But I think I might be too late for building the Sprint-T. I had to stop taking the nightly ibuprofen, for non-medical reasons, and now most of my joints are only partially functional. I mean I know getting in and out of the car are going to require some upper body strength to pull up until I can get my feet under me for exit and climbing over the top of the cage in and out. Right now I can get my arms level with my shoulder and that’s about as far as it goes. And my right shoulder is not working right either. I mean I can do everything I need to do that doesn’t involve raising my arm or my hands over my head, but pull-ups is not on the list. And three guesses at the motion needed to get out of the car.
The thing that really chaps me is that I’m so close to being able to finish the build now, I have enough income to finish the build without having to take money out of the operating budget. This is the first time in over 50 years that I can say that. Sure back in 1968 I wasn’t old enough to get things I needed, and as a military brat I didn’t have the place to keep stuff nor work on it. Hard to move car parts around the world every few months without things getting “lost”. I finally have the combination of budget and place to keep the parts and work on the car. But now I have problems with being able to manhandle those parts into position as well as getting in and out of the finished car if I even get it finished.
I am depressed, some more again.
OK between waking up at 1700 Tuesday and waking up at 1430 or thereabouts today I got a normal amount of sleep for that length of time. I was also awake from 1700 Tuesday until 0230 today (Thursday) so I didn’t get that “normal” amount of sleep in or at a normal time. I was awake during the day because I had to be awake for something I had to do because it was something that had to be done on my computer and nobody uses my computer but me, and also because the person who needed my help is basically useless on a computer for anything except reading web pages and answering e-mail. Then for some reason I couldn’t get back to sleep until I normally do which is between 0300 and 0500.
Mrs. the Poet and I have been discussing my sleep non-pattern, and she’s been treating it as something I have to deal with because there isn’t much she can do about it if anything. There is but it is something she doesn’t want to do, is physically taxing if not distasteful, and my own morals dictate that if she doesn’t want to I can’t.
But, with what I have discovered during this period of insomnia I think I might have traced the source of the strange dreams I have been having or at least the ones I remember. I’m trying to solve some of my needs in my sleep, or possibly my sub-conscious mind is trying to tell me what my problems are in my sleep. Either way the dreams are about my problems. And maybe about how to solve them. The big thing is I can’t solve this problem by just dreaming about it. One of my problems is I’m not getting enough human touch, and that’s nothing you can dream away.

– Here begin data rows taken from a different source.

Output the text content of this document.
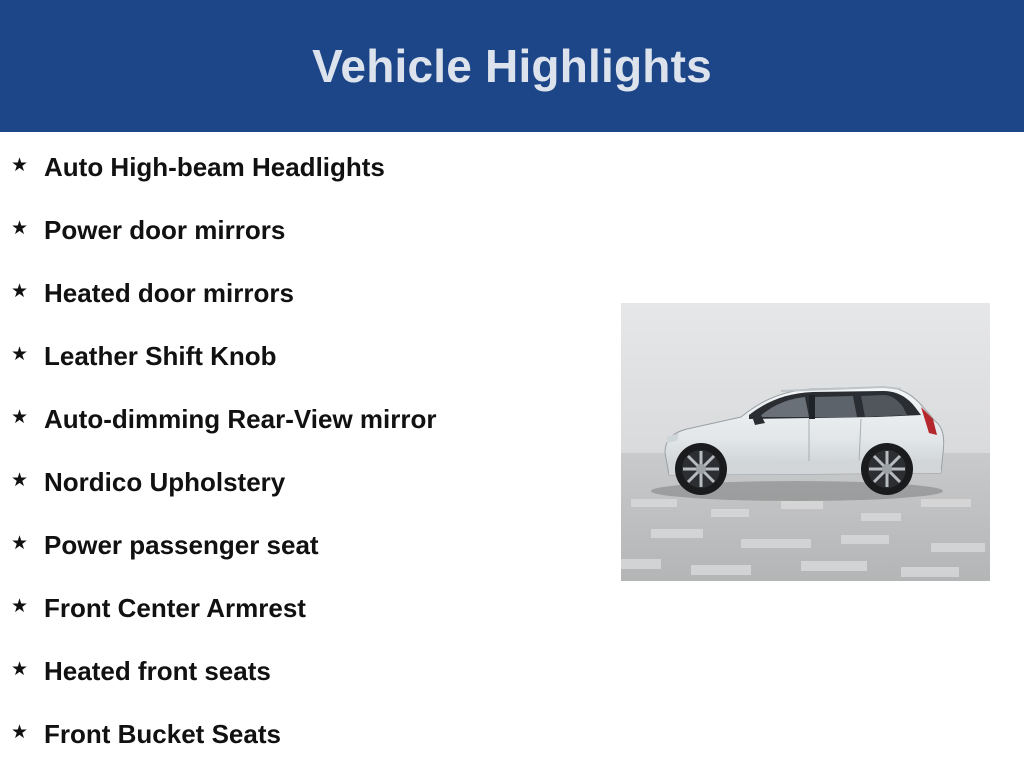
Vehicle Highlights
★ Auto High-beam Headlights
★ Power door mirrors
★ Heated door mirrors
★ Leather Shift Knob
★ Auto-dimming Rear-View mirror
★ Nordico Upholstery
★ Power passenger seat
★ Front Center Armrest
★ Heated front seats
★ Front Bucket Seats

Other things I’m having dreams about are stuff I don’t want to put on the internet, but I still need to take care of them somehow. And I equally have zero idea of how to take care of them, internet or not.
And leaving everyone hanging like that seems like a good place to stop because I have other problems and want other people to suffer because of that…
Sorry for not updating the blog, but I have been running around like the proverbial decapitated chicken and then recovering like a sofa spud. Basically I have been bouncing between running like a madman and basically having to spend the day on the couch because my everything hurts. This is not a good situation by anyone’s standard.
Today I’m writing instead of couching, because yesterday I had to go by foot to get stuff taken care of, basically I had to pay my cell phone, and get some groceries I couldn’t get on regular shopping day. I ended up walking about 2 miles (1.9 miles to be precise) and the heat index was about 98°F. Now as per usual I didn’t feel anything but some mild discomfort as I did it, but when I woke up this morning feeling like I didn’t get any rest at all, totally washed out. After consuming the second quart of Gatorade I started feeling more like myself, and I’m about a third of the way through the third quart and almost feeling “right”. I still feel more like going back to bed than posting to my blog, but it’s not that draggy that I can’t function. And as for why I had to go out yesterday, if I didn’t pay my bill I would have lost service shortly after midnight, and I had a one day only deal for a free sandwich that I would have lost if I didn’t use it.
And if you’ll excuse me I really need to have a little lie-down again, because I also have had an inflamed tear duct because pollen. I tell you getting old ain’t for sissies.